Après la carotte, le bâton. Le ministère de  l’Education Nationale a décidé de passer à une nouvelle étape dans son conflit avec les économes et intendants qui travaillent notamment dans les collèges et lycées du pays. Ces derniers observent, depuis maintenant trois mois, une grève qui ne trouve toujours pas de solution.
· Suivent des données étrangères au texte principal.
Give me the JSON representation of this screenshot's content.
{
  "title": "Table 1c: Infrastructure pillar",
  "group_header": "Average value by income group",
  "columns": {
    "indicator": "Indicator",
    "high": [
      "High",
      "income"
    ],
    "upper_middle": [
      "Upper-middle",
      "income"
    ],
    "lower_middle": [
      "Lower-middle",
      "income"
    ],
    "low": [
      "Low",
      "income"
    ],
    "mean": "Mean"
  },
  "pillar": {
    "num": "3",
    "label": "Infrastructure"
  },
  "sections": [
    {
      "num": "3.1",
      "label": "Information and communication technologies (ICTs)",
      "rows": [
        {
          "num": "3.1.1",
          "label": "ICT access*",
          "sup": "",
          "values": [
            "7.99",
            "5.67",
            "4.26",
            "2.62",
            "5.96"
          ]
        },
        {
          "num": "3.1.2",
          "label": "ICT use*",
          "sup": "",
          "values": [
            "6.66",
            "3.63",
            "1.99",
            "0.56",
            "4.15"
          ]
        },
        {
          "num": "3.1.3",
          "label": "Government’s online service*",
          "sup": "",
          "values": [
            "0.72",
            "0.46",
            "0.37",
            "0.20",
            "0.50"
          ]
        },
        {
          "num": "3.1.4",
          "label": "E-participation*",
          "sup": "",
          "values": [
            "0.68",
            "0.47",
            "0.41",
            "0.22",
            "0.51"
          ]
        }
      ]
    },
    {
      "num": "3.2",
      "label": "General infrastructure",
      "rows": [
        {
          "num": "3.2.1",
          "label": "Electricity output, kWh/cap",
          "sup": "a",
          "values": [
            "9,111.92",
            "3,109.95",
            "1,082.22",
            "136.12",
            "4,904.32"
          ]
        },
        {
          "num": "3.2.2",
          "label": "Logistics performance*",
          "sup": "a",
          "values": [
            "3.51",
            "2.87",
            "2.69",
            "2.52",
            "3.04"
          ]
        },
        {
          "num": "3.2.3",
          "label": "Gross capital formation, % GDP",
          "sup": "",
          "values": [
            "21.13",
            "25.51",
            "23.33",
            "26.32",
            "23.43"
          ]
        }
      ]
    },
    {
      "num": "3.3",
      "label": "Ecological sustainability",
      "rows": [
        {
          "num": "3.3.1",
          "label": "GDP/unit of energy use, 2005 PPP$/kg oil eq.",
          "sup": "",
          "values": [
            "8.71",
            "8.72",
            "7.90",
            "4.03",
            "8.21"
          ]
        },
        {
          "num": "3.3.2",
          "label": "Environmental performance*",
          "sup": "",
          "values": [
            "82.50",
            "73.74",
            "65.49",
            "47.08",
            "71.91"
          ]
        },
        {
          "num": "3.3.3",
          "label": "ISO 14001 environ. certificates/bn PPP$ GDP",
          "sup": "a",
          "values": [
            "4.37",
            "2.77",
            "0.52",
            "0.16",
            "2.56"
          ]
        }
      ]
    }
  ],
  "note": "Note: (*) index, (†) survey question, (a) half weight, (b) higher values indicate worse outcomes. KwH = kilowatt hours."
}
Dans une circulaire envoyée le 25 novembre aux directeurs de l’Education des Wilayates, le ministère de l’Education Nationale réclame des ponctions sur les salaires « des journées non travaillées » dès le mois de décembre prochain. Le document explique que seules les allocations familiales sont exclues de ces retraits sur salaires.

Cette décision extrême intervient des mois après le début d’une grève des économes et intendants des établissements scolaires à travers le pays. Ils réclament un reclassement et une revalorisation de leurs salaires. Mais Nouria Benghebrit estime qu’elle a déjà répondu à une partie de ces revendications. Le reste, notamment ce qui est lié aux salaires, dépend du gouvernement. Elle dit ne pas comprendre les raisons de ce débrayage.

Mais comme à chaque fois qu’une grève est déclarée « illégale », la question de la remise en cause du droit de grève se pose. Surtout que qu’il s’agit, là, d’un droit constitutionnel.